Quite frankly, the only reason why I do not want Trump to replace the Secret Service with the TRUMP ELITE PRAETORIAN PRESIDENTIAL GUARD is because it would enable them to further his cause by getting shot by some dumb liberal, which would be his most effective move now. But I cling to some faint hope that he decides to take health advice from RFK Jr and croaks of measles or brain worms or whatever retro diseases are en vogue among anti-vaxxers.

But tell us how you really feel.

It's funny, I actually agree with you on a handful of these things and I voted for the guy.

But your aesthetic revulsion to Trumpism (kid rock, "macho" military, RFK Jr=Gargamel, "disrespecting our allies") marks you as a class enemy. The way you talk about those things just drips with disdain, you sound like you think half of our country should probably be disenfranchised.
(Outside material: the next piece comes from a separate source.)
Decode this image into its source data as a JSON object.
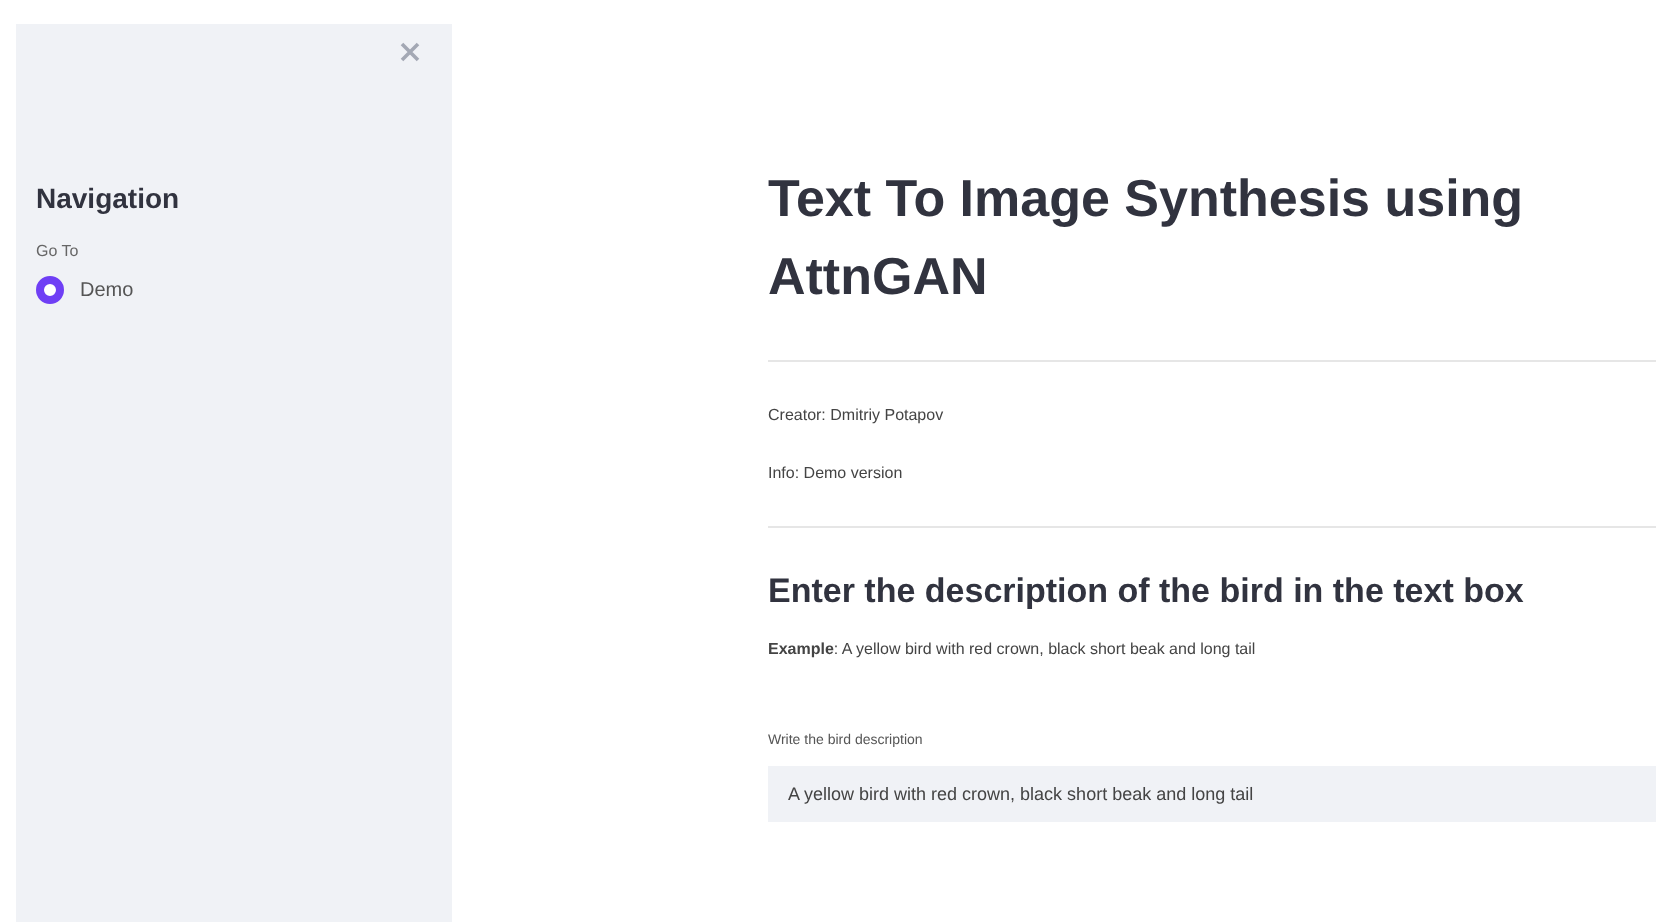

Your indignation that our hallowed and immaculate institutions are being profaned (Harvard, SCOTUS, NATO, UN security council, justice system) is also rich. I'm sure you'd be glad if we went back to 2010, when Harvard was unassailable, our activist judicial system was too sacrosanct to criticize, and NATO was supported by the right as an expression of America's military might. Back when the rubes didn't even know what was being done to them. Things were easier then, eh?

Your attitude is a large part of why Trump is able to retain power despite being an arrogant, distateful, reactive bully with no strategy. I would rather have what we have now than go back to 2010 because I don't want people like you, people who have contempt for me and who gaslight me when I point out the ideological project that pervades our institutions (see Neutral vs Conservative), to have power over me anymore.